Eléonore




La fille des saisons

Je voyais bien que le ciel devenait rose de plus en plus souvent, mais je dormais dans mon hiver. Je grognais  en tirant sur mes manches. Je relevais mon col à chaque échappées dans le vent du jardin.
De mauvaise humeur dès le matin  quand mes yeux s’ouvraient sur le gris. Puis…le miracle. Il est venu, tout souriant, embaumé de senteur d’herbe fraiche. Il a agité sa main gantée de pollen juste devant la fenêtre de ma chambre. Du coup ce matin-là, pas de grise mine, pas de grognement d’ours, non, rien qu’un grand éclat de rire salvateur.
Remisé les vieilles peaux de laine à bouloches, jeté les vielles nippes trop larges et informes. Il reprenait possession de moi et je me donnais à lui. Je savais son infidélité, je savais qu’il avait parcouru le monde, fait le tour des continents pour dispenser ses amoureuses promesses à tous vents. Je savais, mais je pardonnais.
Il me donnait sa main tendre et douce, fleuri d’effluves suaves et je chavirais.

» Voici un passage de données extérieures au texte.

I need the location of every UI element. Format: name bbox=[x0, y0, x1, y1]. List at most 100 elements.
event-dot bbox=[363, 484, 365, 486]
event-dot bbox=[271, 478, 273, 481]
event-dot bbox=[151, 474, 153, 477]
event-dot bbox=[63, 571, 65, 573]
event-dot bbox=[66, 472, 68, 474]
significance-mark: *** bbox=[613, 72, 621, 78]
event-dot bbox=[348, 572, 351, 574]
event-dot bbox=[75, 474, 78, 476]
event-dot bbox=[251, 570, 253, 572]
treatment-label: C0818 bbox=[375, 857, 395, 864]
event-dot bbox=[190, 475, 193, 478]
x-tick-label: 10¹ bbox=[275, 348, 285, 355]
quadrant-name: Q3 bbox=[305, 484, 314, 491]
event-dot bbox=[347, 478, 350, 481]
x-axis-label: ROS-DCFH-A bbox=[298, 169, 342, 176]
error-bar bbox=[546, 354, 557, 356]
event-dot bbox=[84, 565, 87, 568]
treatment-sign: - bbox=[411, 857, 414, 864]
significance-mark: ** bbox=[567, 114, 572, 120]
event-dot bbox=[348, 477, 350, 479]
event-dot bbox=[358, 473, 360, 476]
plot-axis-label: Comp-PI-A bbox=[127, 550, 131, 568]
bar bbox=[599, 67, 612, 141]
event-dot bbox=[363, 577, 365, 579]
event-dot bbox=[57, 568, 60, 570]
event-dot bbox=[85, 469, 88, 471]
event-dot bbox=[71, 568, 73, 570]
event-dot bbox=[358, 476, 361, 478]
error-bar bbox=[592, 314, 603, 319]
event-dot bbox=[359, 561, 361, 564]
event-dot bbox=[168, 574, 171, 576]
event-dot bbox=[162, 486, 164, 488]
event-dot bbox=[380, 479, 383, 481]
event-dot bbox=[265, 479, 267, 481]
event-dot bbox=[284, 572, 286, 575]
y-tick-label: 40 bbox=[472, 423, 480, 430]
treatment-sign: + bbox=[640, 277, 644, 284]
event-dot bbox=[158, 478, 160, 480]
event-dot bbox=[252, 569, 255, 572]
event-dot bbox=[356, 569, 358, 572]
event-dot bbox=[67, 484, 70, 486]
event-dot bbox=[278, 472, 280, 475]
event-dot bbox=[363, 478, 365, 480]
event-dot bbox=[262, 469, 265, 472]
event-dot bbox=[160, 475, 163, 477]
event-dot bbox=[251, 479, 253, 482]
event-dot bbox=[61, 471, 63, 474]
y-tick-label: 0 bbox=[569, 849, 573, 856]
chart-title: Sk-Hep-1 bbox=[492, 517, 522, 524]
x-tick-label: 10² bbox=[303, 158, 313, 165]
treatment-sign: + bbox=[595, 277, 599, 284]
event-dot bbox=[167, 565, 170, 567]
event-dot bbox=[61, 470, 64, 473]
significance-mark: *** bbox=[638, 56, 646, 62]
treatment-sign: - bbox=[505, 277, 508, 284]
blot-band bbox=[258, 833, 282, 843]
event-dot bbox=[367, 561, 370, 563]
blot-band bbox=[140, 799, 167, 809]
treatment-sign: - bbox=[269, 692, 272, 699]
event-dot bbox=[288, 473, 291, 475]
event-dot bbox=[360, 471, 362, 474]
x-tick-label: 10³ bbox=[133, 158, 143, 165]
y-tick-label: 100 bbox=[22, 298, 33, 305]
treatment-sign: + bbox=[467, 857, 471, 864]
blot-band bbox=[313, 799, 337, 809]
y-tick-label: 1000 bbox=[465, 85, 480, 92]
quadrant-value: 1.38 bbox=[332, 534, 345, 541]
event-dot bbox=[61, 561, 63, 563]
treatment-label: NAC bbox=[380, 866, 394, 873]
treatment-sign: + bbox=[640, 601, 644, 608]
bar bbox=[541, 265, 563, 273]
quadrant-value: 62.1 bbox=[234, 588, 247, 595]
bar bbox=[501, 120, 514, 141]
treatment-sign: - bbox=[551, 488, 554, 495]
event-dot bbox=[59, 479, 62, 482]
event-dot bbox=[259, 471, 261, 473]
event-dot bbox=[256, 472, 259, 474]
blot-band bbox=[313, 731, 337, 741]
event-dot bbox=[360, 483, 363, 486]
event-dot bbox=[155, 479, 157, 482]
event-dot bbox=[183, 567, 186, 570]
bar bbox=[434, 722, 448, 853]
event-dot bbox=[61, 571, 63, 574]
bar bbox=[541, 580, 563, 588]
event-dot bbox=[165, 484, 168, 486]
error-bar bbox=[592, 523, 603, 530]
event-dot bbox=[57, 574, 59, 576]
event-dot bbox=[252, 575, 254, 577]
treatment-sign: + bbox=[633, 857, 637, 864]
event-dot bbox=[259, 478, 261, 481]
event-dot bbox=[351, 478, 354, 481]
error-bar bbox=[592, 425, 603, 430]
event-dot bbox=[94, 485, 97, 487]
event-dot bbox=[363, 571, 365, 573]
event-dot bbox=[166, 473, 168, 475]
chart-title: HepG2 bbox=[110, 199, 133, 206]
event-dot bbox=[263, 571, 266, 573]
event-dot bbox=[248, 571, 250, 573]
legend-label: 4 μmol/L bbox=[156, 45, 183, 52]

Il avait beau jeu le bougre. Et gagnait à tous les coups. Mais ce qu’il oubliait dans sa fierté de séducteur, c’est que dès le mois de juin je me jetterais plus amoureuse encore dans les bras si brûlants de son cousin : « l’été ». Et qu’avec lui je ferais mille folies
Mais peu lui importait sans doute, lui, ce qu’il aimait par-dessus tout c’était le jeu de la séduction, souffler sous des dentelles pour apercevoir de frais mollets juvéniles !
Moi, ce que j’aimais par-dessus tout c’était les parfums de fruits mûrs, les chaleurs qui libèrent les peaux moites et appellent la nudité flamboyante. Va mon joli printemps, va, fait le tour des océans, des montagnes et des pays lointains. Moi je garde l’été dans mon ventre et mes fantasmes, il m’accompagne tout le long de l’année. Il fait battre les tambours de l’Afrique dans mon sang qui cogne plus fort. Il me pénètre comme autant d’amants désirés. Je suis chair de grenade et chaque graine est fécondée.